Northern Illinois University lays on a bus trip for students and supporters.
[Lead trip adviser Dain] Gotto said NIU reached out to other universities to see how they planned for similar trips. To his surprise, other universities do not organize trips as large as what NIU has planned, he said.

"No other institution does something like this for their students," said Gotto, adding that other schools allow students to travel with their alumni association. "That's not what NIU is about, and I think that's what makes this university special."
That the trip gives the alumni association a chance to do some schmoozing and recruiting before graduation ceremony probably helps. The Chicago Tribune sent a reporter to observe the loadout.
On Sunday, the Convocation Center took on the air of an airport, with baggage checks, snaking lines around temporary dividers and boarding announcements. The students flooded through glass doors to check in, then waited with their luggage for their bus assignment to be called. Suitcases were crammed with clothes and snacks to sustain them on the 26-hour ride.

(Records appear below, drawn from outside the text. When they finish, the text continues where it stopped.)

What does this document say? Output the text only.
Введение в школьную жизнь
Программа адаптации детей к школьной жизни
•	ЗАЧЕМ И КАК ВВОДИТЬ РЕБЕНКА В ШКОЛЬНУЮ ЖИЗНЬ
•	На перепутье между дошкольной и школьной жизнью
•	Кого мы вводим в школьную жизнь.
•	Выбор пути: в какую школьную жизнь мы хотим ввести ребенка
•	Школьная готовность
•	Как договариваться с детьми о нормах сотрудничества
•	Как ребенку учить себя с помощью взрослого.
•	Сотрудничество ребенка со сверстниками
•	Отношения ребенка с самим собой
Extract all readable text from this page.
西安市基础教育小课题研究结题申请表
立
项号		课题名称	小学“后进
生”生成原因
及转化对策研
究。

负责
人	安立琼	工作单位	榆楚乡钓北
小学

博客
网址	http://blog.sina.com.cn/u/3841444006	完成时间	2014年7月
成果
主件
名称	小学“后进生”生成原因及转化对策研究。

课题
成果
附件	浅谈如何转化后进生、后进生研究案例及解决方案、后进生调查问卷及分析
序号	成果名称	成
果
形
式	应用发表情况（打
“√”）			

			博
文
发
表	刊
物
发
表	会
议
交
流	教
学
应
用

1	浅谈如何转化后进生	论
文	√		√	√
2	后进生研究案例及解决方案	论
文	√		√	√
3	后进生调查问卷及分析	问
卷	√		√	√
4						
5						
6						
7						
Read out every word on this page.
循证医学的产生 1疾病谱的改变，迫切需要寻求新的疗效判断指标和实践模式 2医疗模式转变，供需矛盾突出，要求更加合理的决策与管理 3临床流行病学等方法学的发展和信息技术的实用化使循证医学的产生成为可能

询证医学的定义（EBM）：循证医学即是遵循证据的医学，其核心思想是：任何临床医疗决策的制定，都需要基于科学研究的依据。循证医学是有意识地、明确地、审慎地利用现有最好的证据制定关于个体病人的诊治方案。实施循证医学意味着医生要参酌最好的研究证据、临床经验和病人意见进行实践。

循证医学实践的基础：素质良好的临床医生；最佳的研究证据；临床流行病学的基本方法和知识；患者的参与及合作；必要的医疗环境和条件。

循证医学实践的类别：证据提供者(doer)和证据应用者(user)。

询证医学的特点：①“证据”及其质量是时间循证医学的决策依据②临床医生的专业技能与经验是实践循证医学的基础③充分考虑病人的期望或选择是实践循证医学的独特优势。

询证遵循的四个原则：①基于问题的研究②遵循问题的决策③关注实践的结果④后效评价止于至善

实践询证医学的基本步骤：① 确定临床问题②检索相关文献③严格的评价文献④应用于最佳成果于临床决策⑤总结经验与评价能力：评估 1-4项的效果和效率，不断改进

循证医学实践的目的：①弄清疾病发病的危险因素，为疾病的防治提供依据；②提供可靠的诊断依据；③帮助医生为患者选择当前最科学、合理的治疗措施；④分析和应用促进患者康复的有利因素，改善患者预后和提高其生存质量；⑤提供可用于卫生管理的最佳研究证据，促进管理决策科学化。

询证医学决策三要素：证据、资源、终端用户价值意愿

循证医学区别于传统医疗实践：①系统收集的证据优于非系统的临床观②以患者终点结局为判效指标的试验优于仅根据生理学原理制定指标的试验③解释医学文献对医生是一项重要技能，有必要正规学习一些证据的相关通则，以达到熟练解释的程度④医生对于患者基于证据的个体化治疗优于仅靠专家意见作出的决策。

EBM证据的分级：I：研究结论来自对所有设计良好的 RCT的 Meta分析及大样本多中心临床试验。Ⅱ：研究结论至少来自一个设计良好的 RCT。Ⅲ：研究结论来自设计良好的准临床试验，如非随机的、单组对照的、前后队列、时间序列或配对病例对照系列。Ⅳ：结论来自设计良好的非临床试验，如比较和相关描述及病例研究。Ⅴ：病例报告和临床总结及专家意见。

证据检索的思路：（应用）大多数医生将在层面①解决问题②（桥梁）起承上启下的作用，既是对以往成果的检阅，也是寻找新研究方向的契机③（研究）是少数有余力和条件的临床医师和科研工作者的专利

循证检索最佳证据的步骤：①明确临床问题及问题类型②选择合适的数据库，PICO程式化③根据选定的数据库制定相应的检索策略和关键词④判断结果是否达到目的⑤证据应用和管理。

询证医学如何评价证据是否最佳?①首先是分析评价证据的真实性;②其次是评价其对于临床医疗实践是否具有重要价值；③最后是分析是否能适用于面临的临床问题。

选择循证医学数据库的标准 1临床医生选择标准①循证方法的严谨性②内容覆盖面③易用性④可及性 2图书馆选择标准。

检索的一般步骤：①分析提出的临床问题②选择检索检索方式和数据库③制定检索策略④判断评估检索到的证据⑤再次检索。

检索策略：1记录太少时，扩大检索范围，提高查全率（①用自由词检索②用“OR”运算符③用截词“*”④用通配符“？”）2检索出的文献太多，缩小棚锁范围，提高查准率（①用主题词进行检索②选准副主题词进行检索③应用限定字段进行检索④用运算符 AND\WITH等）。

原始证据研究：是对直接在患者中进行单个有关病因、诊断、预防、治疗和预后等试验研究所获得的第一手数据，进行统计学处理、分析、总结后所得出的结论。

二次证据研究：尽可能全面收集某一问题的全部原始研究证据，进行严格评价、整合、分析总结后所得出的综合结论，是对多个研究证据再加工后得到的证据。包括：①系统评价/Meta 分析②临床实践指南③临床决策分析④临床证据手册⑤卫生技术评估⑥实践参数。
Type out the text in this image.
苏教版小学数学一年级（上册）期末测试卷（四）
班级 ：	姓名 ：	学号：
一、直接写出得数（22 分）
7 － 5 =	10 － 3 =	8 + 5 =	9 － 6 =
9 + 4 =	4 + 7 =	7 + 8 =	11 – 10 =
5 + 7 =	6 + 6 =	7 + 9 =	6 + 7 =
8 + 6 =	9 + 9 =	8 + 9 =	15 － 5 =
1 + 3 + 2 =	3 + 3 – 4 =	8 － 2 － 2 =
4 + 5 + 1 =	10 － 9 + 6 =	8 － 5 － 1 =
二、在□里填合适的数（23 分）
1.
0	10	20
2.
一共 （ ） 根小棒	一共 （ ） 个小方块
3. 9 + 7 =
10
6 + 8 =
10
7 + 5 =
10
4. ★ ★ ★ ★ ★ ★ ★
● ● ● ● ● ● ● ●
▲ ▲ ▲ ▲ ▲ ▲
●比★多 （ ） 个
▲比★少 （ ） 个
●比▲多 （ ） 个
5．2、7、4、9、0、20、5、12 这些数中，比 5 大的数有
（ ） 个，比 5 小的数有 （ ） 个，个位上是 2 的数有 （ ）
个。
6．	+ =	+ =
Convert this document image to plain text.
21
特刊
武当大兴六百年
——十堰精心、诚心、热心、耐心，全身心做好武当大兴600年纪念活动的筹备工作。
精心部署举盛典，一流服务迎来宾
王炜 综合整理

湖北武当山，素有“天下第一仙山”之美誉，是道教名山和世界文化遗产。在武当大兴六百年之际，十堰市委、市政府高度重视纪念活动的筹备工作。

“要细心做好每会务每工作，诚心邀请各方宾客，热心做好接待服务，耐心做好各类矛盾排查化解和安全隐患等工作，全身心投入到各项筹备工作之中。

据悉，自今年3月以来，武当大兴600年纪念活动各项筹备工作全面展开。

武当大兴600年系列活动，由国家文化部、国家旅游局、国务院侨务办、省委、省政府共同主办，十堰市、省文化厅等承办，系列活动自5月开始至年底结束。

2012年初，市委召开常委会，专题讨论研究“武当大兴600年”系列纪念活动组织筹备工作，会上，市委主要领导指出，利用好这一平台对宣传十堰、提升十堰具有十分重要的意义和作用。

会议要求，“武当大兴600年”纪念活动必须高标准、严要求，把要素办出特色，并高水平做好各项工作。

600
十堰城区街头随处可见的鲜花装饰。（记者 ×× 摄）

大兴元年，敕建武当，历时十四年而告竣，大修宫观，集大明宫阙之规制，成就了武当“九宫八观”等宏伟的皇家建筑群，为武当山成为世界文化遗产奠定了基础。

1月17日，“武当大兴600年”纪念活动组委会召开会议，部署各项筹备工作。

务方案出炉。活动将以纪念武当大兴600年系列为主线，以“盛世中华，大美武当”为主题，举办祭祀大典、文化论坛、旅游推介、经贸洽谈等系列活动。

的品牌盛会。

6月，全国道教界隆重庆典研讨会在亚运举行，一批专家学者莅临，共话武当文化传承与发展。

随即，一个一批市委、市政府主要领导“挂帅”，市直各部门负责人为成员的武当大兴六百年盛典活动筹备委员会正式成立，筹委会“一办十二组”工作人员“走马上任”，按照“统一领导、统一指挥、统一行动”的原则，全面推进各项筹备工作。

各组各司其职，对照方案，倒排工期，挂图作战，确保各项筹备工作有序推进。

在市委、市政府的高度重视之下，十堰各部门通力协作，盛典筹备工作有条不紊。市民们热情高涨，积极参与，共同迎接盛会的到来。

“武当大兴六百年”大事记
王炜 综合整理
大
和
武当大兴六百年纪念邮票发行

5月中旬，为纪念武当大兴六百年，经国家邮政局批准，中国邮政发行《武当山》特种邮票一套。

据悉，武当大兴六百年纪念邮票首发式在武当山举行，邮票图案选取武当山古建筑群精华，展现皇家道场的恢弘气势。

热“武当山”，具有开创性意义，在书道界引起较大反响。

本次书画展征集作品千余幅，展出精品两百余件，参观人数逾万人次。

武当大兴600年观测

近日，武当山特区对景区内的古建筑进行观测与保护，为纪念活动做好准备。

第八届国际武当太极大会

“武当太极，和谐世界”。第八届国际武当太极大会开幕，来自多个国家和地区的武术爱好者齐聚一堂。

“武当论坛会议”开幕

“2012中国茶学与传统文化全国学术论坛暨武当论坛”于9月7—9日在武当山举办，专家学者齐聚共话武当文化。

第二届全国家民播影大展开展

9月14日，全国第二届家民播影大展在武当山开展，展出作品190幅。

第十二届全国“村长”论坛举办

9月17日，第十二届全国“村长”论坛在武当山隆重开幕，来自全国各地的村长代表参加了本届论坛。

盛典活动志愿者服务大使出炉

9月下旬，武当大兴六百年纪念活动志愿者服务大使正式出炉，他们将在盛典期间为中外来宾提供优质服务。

Shelby Adams, 25, a graduate student from Glenview, said she loaded up on trail mix and Cheez-Its and had stayed up late the previous night so she could spend plenty of the trip sleeping. She didn't buy her package at the same time as her friends, so she would be rooming with strangers, an arrangement she shrugged off. She and fellow NIU students were all there for the same reason, she said.
Other photographs from load-out suggested that the university, or some generous supporter, provided beverages and bag lunches for passengers to draw. But ah, for the days of the Illinois Central Railroad and Central of Georgia providing chartered trains, a more logical way of getting 1500 people cross-country in one sleep.

There are citizens of Huskie Nation in Florida, including one familiar name who will be serving the public on game day.
Justin McCareins, an NIU wide receiver from 1997-2000 who spent eight years in the NFL with the Tennessee Titans and New York Jets, didn’t have to drive too far to get to the reception, although he won’t be able to attend the game.

McCareins is a police officer in the Fort Lauderdale area. For at least this week, McCareins isn’t the only Huskies fan in south Florida.

“It’s crazy. I work with a lot of Florida State guys. It’s just been great,” said McCareins, who has an auditorium in the Yordon Center named after him. “To see the university get the attention and the recognition they’ve been getting, It’s been a long time coming. It’s been really good.”
Former coach Jerry Kill, whose Minnesota team suffered some rough handling at the hands of Texas Tech, came over for the festivities.
He’ll attend the Orange Bowl on Tuesday, and it will be a different experience, considering he never gets to attend games as a fan.

“Not since I’ve been coaching. It’s been 30 years,” he said. “I always used to tell the kids I’d look forward to tailgating and watching somebody else worry. So, I’ll still tailgate, but I’ll worry too because I want the Huskies to win.”
Looks like good weather for the spectators in Miami. Promises to be a typical winter day here, but lots of football on offer.